Dr. Quito Swan
Dr. Quito Swan is the Director of the William Monroe Trotter Institute for the Study of Black Culture at the University of Massachusetts-Boston. He is also a Professor of Africana Studies at UMass Boston and a historian of Black internationalism, Black Power, and the Black Pacific. Swan is the author of Pauulu’s Diaspora: Black Internationalism and Environmental Justice (University Press of Florida, 2020) and Black Power in Bermuda (Palgrave Macmillan, 2010). His work has also appeared in journals such as the Radical History Review, the Journal of Civil and Human Rights, Wadabegei, North Star and Black Perspectives. He also co-edits the University of Illinois’s book series on Black internationalism with historian Keisha Blain.

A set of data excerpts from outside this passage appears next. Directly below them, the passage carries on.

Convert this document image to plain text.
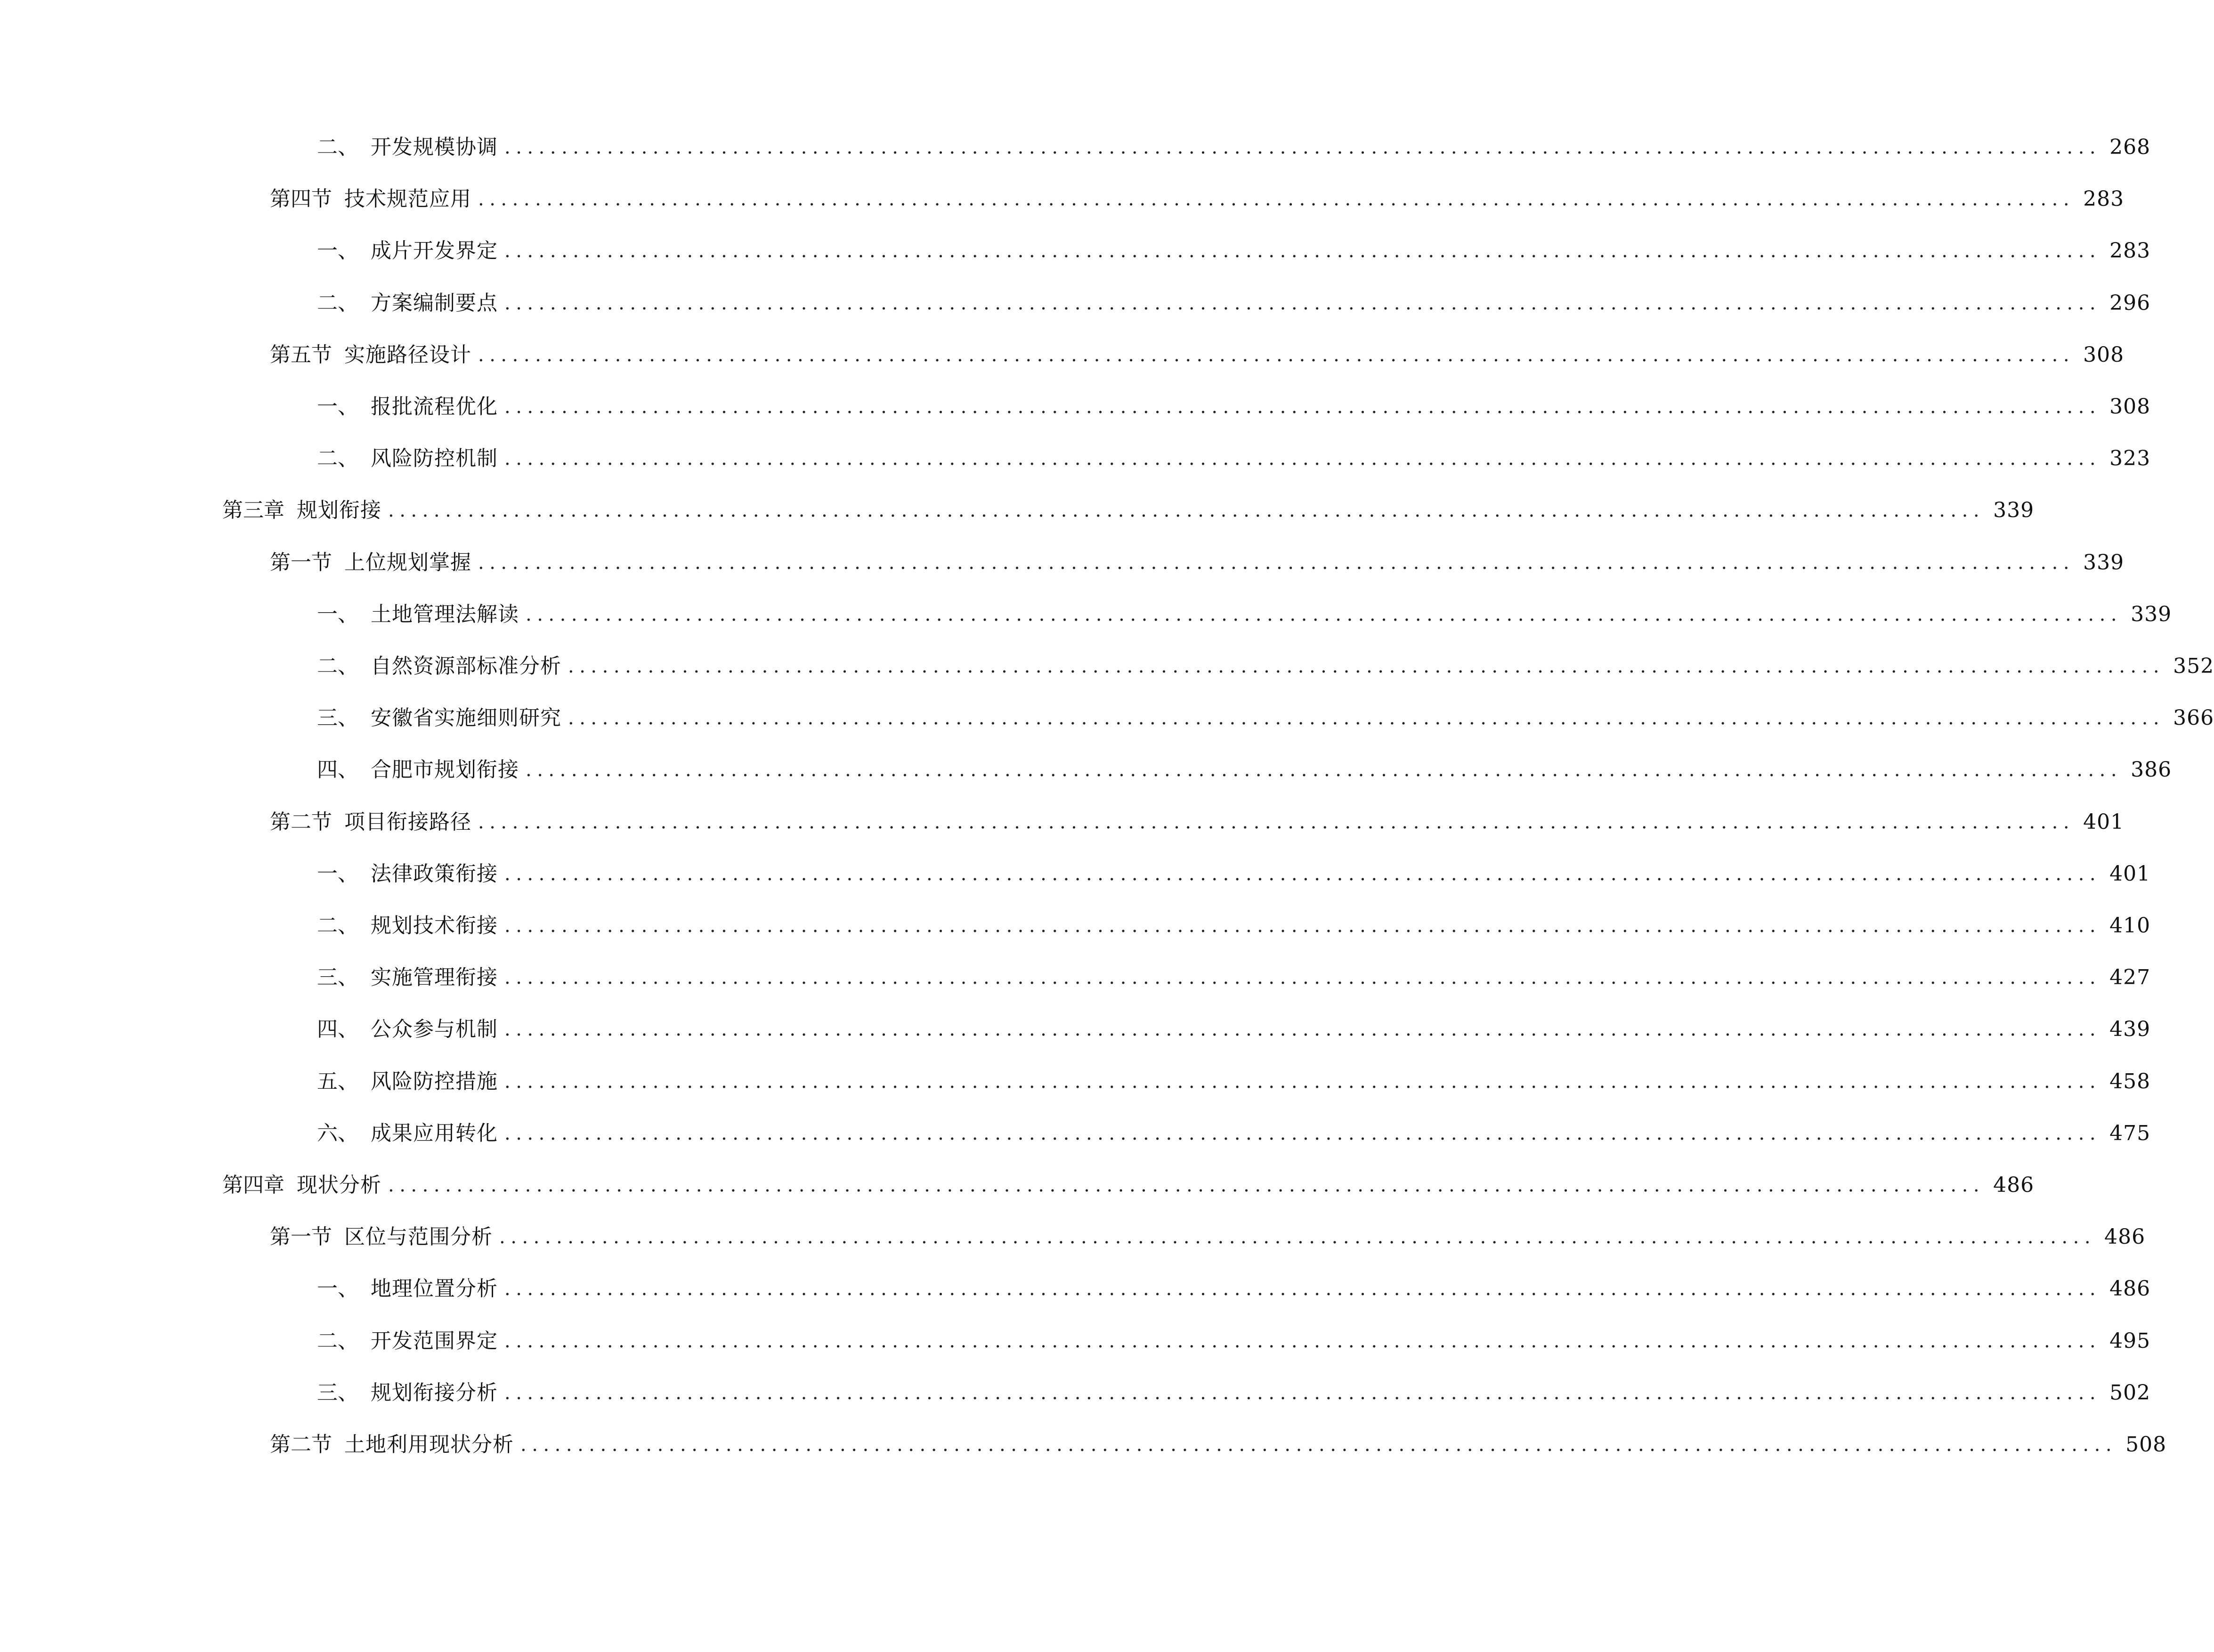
二、 开发规模协调 ............................................................................................................................................ 268
第四节 技术规范应用 ............................................................................................................................................ 283
一、 成片开发界定 ............................................................................................................................................ 283
二、 方案编制要点 ............................................................................................................................................ 296
第五节 实施路径设计 ............................................................................................................................................ 308
一、 报批流程优化 ............................................................................................................................................ 308
二、 风险防控机制 ............................................................................................................................................ 323
第三章 规划衔接 ............................................................................................................................................ 339
第一节 上位规划掌握 ............................................................................................................................................ 339
一、 土地管理法解读 ............................................................................................................................................ 339
二、 自然资源部标准分析 ............................................................................................................................................ 352
三、 安徽省实施细则研究 ............................................................................................................................................ 366
四、 合肥市规划衔接 ............................................................................................................................................ 386
第二节 项目衔接路径 ............................................................................................................................................ 401
一、 法律政策衔接 ............................................................................................................................................ 401
二、 规划技术衔接 ............................................................................................................................................ 410
三、 实施管理衔接 ............................................................................................................................................ 427
四、 公众参与机制 ............................................................................................................................................ 439
五、 风险防控措施 ............................................................................................................................................ 458
六、 成果应用转化 ............................................................................................................................................ 475
第四章 现状分析 ............................................................................................................................................ 486
第一节 区位与范围分析 ............................................................................................................................................ 486
一、 地理位置分析 ............................................................................................................................................ 486
二、 开发范围界定 ............................................................................................................................................ 495
三、 规划衔接分析 ............................................................................................................................................ 502
第二节 土地利用现状分析 ............................................................................................................................................ 508
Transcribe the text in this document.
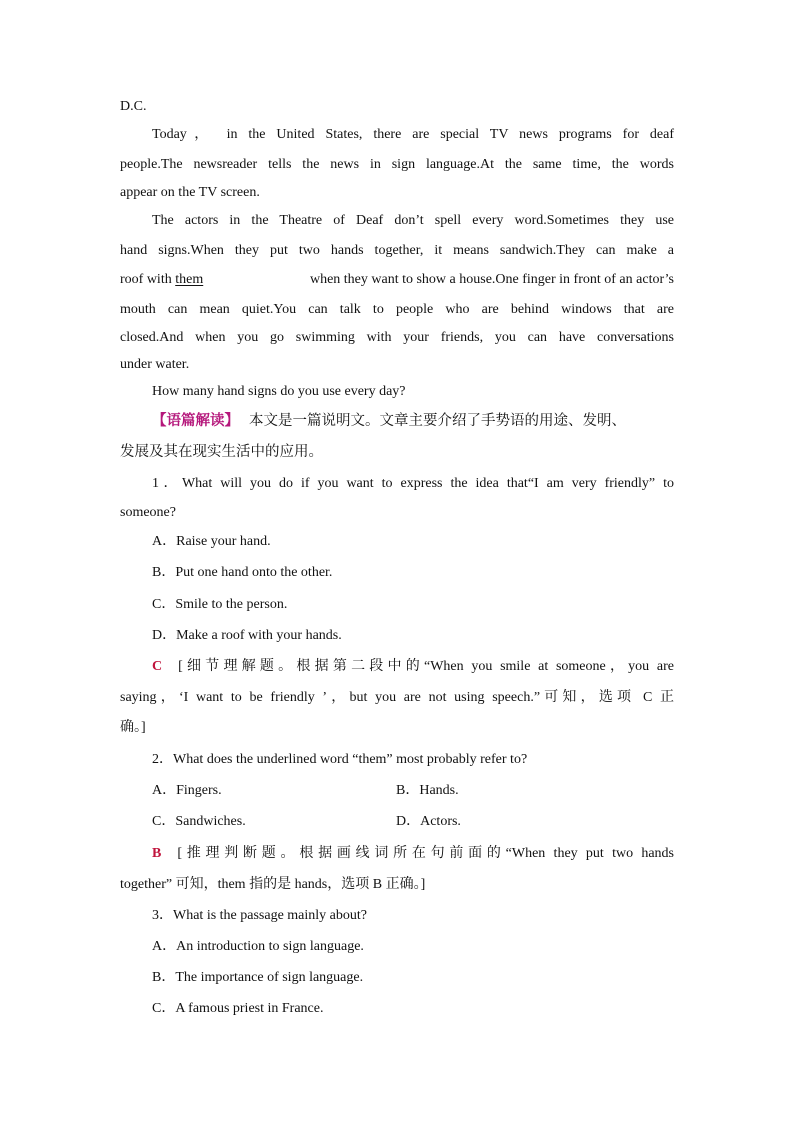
D.C.
Today， in the United States, there are special TV news programs for deaf
people.The newsreader tells the news in sign language.At the same time, the words
appear on the TV screen.
The actors in the Theatre of Deaf don’t spell every word.Sometimes they use
hand signs.When they put two hands together, it means sandwich.They can make a
roof with them	when they want to show a house.One finger in front of an actor’s
mouth can mean quiet.You can talk to people who are behind windows that are
closed.And when you go swimming with your friends, you can have conversations
under water.
How many hand signs do you use every day?
【语篇解读】 本文是一篇说明文。文章主要介绍了手势语的用途、发明、
发展及其在现实生活中的应用。
1．What will you do if you want to express the idea that“I am very friendly” to
someone?
A．Raise your hand.
B．Put one hand onto the other.
C．Smile to the person.
D．Make a roof with your hands.
C [细节理解题。根据第二段中的“When you smile at someone，you are
saying，‘I want to be friendly ’，but you are not using speech.”可知，选项 C 正
确。]
2．What does the underlined word “them” most probably refer to?
A．Fingers.	B．Hands.
C．Sandwiches.	D．Actors.
B [推理判断题。根据画线词所在句前面的“When they put two hands
together” 可知，them 指的是 hands，选项 B 正确。]
3．What is the passage mainly about?
A．An introduction to sign language.
B．The importance of sign language.
C．A famous priest in France.
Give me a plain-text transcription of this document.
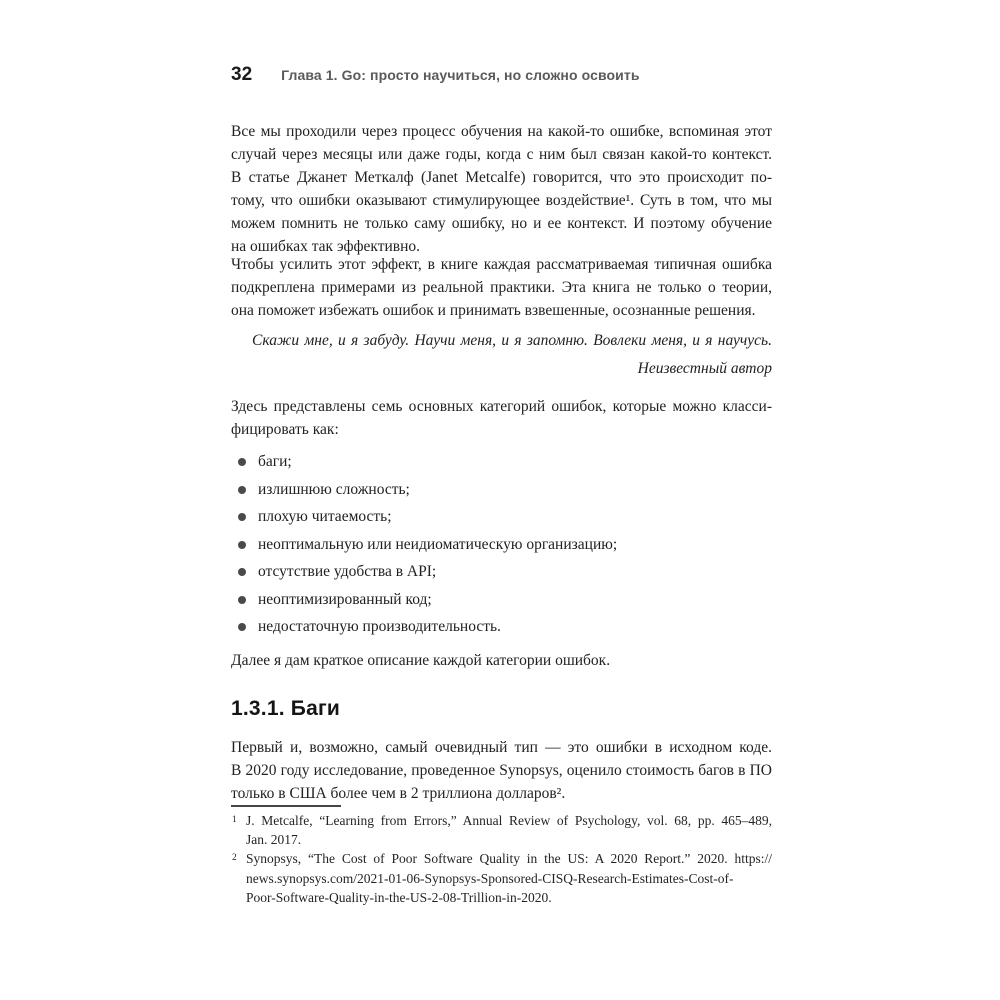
32 Глава 1. Go: просто научиться, но сложно освоить
Все мы проходили через процесс обучения на какой-то ошибке, вспоминая этот
случай через месяцы или даже годы, когда с ним был связан какой-то контекст.
В статье Джанет Меткалф (Janet Metcalfe) говорится, что это происходит по-
тому, что ошибки оказывают стимулирующее воздействие¹. Суть в том, что мы
можем помнить не только саму ошибку, но и ее контекст. И поэтому обучение
на ошибках так эффективно.
Чтобы усилить этот эффект, в книге каждая рассматриваемая типичная ошибка
подкреплена примерами из реальной практики. Эта книга не только о теории,
она поможет избежать ошибок и принимать взвешенные, осознанные решения.
Скажи мне, и я забуду. Научи меня, и я запомню. Вовлеки меня, и я научусь.
Неизвестный автор
Здесь представлены семь основных категорий ошибок, которые можно класси-
фицировать как:
баги;
излишнюю сложность;
плохую читаемость;
неоптимальную или неидиоматическую организацию;
отсутствие удобства в API;
неоптимизированный код;
недостаточную производительность.
Далее я дам краткое описание каждой категории ошибок.
1.3.1. Баги
Первый и, возможно, самый очевидный тип — это ошибки в исходном коде.
В 2020 году исследование, проведенное Synopsys, оценило стоимость багов в ПО
только в США более чем в 2 триллиона долларов².
1 J. Metcalfe, “Learning from Errors,” Annual Review of Psychology, vol. 68, pp. 465–489,
Jan. 2017.
2 Synopsys, “The Cost of Poor Software Quality in the US: A 2020 Report.” 2020. https://
news.synopsys.com/2021-01-06-Synopsys-Sponsored-CISQ-Research-Estimates-Cost-of-
Poor-Software-Quality-in-the-US-2-08-Trillion-in-2020.
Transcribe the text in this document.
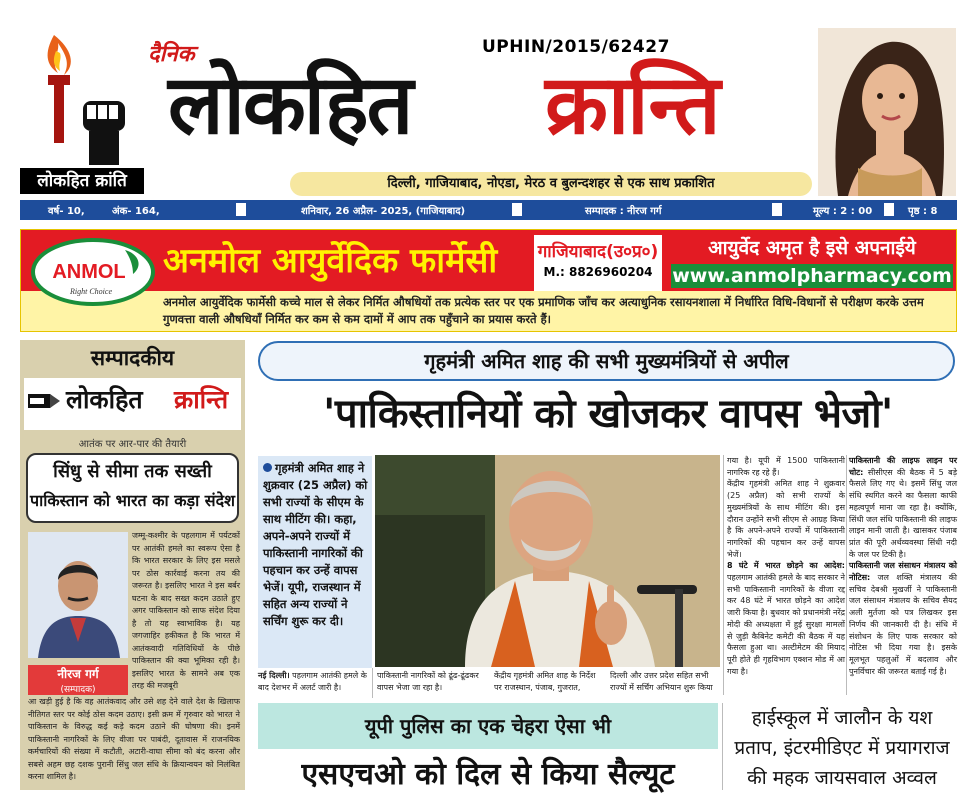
लोकहित क्रांति
दैनिक	UPHIN/2015/62427
लोकहित क्रान्ति
दिल्ली, गाजियाबाद, नोएडा, मेरठ व बुलन्दशहर से एक साथ प्रकाशित
वर्ष- 10,	अंक- 164,	शनिवार, 26 अप्रैल- 2025, (गाजियाबाद)	सम्पादक : नीरज गर्ग	मूल्य : 2 : 00	पृष्ठ : 8
ANMOL
Right Choice
अनमोल आयुर्वेदिक फार्मेसी	गाजियाबाद(उ०प्र०)
M.: 8826960204
आयुर्वेद अमृत है इसे अपनाईये
www.anmolpharmacy.com
अनमोल आयुर्वेदिक फार्मेसी कच्चे माल से लेकर निर्मित औषधियों तक प्रत्येक स्तर पर एक प्रमाणिक जाँच कर अत्याधुनिक रसायनशाला में निर्धारित विधि-विधानों से परीक्षण करके उत्तम गुणवत्ता वाली औषधियाँ निर्मित कर कम से कम दामों में आप तक पहुँचाने का प्रयास करते हैं।
सम्पादकीय
लोकहित क्रान्ति
आतंक पर आर-पार की तैयारी
सिंधु से सीमा तक सख्ती
पाकिस्तान को भारत का कड़ा संदेश
नीरज गर्ग
(सम्पादक)
जम्मू-कश्मीर के पहलगाम में पर्यटकों पर आतंकी हमले का स्वरूप ऐसा है कि भारत सरकार के लिए इस मसले पर ठोस कार्रवाई करना तय की जरूरत है। इसलिए भारत ने इस बर्बर घटना के बाद सख्त कदम उठाते हुए अगर पाकिस्तान को साफ संदेश दिया है तो यह स्वाभाविक है। यह जगजाहिर हकीकत है कि भारत में आतंकवादी गतिविधियों के पीछे पाकिस्तान की क्या भूमिका रही है। इसलिए भारत के सामने अब एक तरह की मजबूरी
आ खड़ी हुई है कि वह आतंकवाद और उसे शह देने वाले देश के खिलाफ नीतिगत स्तर पर कोई ठोस कदम उठाए। इसी क्रम में गृरुवार को भारत ने पाकिस्तान के विरुद्ध कई कड़े कदम उठाने की घोषणा की। इनमें पाकिस्तानी नागरिकों के लिए वीजा पर पाबंदी, दूतावास में राजनयिक कर्मचारियों की संख्या में कटौती, अटारी-वाघा सीमा को बंद करना और सबसे अहम छह दशक पुरानी सिंधु जल संधि के क्रियान्वयन को निलंबित करना शामिल है।
गृहमंत्री अमित शाह की सभी मुख्यमंत्रियों से अपील
'पाकिस्तानियों को खोजकर वापस भेजो'
गृहमंत्री अमित शाह ने शुक्रवार (25 अप्रैल) को सभी राज्यों के सीएम के साथ मीटिंग की। कहा, अपने-अपने राज्यों में पाकिस्तानी नागरिकों की पहचान कर उन्हें वापस भेजें। यूपी, राजस्थान में सहित अन्य राज्यों ने सर्चिंग शुरू कर दी।
नई दिल्ली। पहलगाम आतंकी हमले के बाद देशभर में अलर्ट जारी है।
पाकिस्तानी नागरिकों को ढूंढ-ढूंढकर वापस भेजा जा रहा है।
केंद्रीय गृहमंत्री अमित शाह के निर्देश पर राजस्थान, पंजाब, गुजरात,
दिल्ली और उत्तर प्रदेश सहित सभी राज्यों में सर्चिंग अभियान शुरू किया
गया है। यूपी में 1500 पाकिस्तानी नागरिक रह रहे हैं।
केंद्रीय गृहमंत्री अमित शाह ने शुक्रवार (25 अप्रैल) को सभी राज्यों के मुख्यमंत्रियों के साथ मीटिंग की। इस दौरान उन्होंने सभी सीएम से आग्रह किया है कि अपने-अपने राज्यों में पाकिस्तानी नागरिकों की पहचान कर उन्हें वापस भेजें।
8 घंटे में भारत छोड़ने का आदेश: पहलगाम आतंकी हमले के बाद सरकार ने सभी पाकिस्तानी नागरिकों के वीजा रद्द कर 48 घंटे में भारत छोड़ने का आदेश जारी किया है। बुधवार को प्रधानमंत्री नरेंद्र मोदी की अध्यक्षता में हुई सुरक्षा मामलों से जुड़ी कैबिनेट कमेटी की बैठक में यह फैसला हुआ था। अल्टीमेटम की मियाद पूरी होते ही गृहविभाग एक्शन मोड में आ गया है।
पाकिस्तानी की लाइफ लाइन पर चोट: सीसीएस की बैठक में 5 बड़े फैसले लिए गए थे। इसमें सिंधु जल संधि स्थगित करने का फैसला काफी महत्वपूर्ण माना जा रहा है। क्योंकि, सिंधी जल संधि पाकिस्तानी की लाइफ लाइन मानी जाती है। खासकर पंजाब प्रांत की पूरी अर्थव्यवस्था सिंधी नदी के जल पर टिकी है।
पाकिस्तानी जल संसाधन मंत्रालय को नोटिस: जल शक्ति मंत्रालय की सचिव देबश्री मुखर्जी ने पाकिस्तानी जल संसाधन मंत्रालय के सचिव सैयद अली मुर्तजा को पत्र लिखकर इस निर्णय की जानकारी दी है। संधि में संशोधन के लिए पाक सरकार को नोटिस भी दिया गया है। इसके मूलभूत पहलुओं में बदलाव और पुनर्विचार की जरूरत बताई गई है।
यूपी पुलिस का एक चेहरा ऐसा भी
एसएचओ को दिल से किया सैल्यूट
हाईस्कूल में जालौन के यश प्रताप, इंटरमीडिएट में प्रयागराज की महक जायसवाल अव्वल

Swan’s research has garnered several U.S. national awards and grants, including fellowships from the National Endowment for the Humanities, Harvard University’s Radcliffe Institute, the American Council of Learned Societies, the University of Texas-Austin, Indiana University, the Sasakawa Peace Foundation, the Wilson International Center for Scholars, and Australia’s University of Queensland. His current manuscripts are Pacifica Black: Black Internationalism in Oceania (NYU Press, 2021) and
Black El Dorado: Bermuda and the Radical World (University of Illinois Press, 2022). He is currently a Visiting Scholar at Pennsylvania State’s Humanities Institute.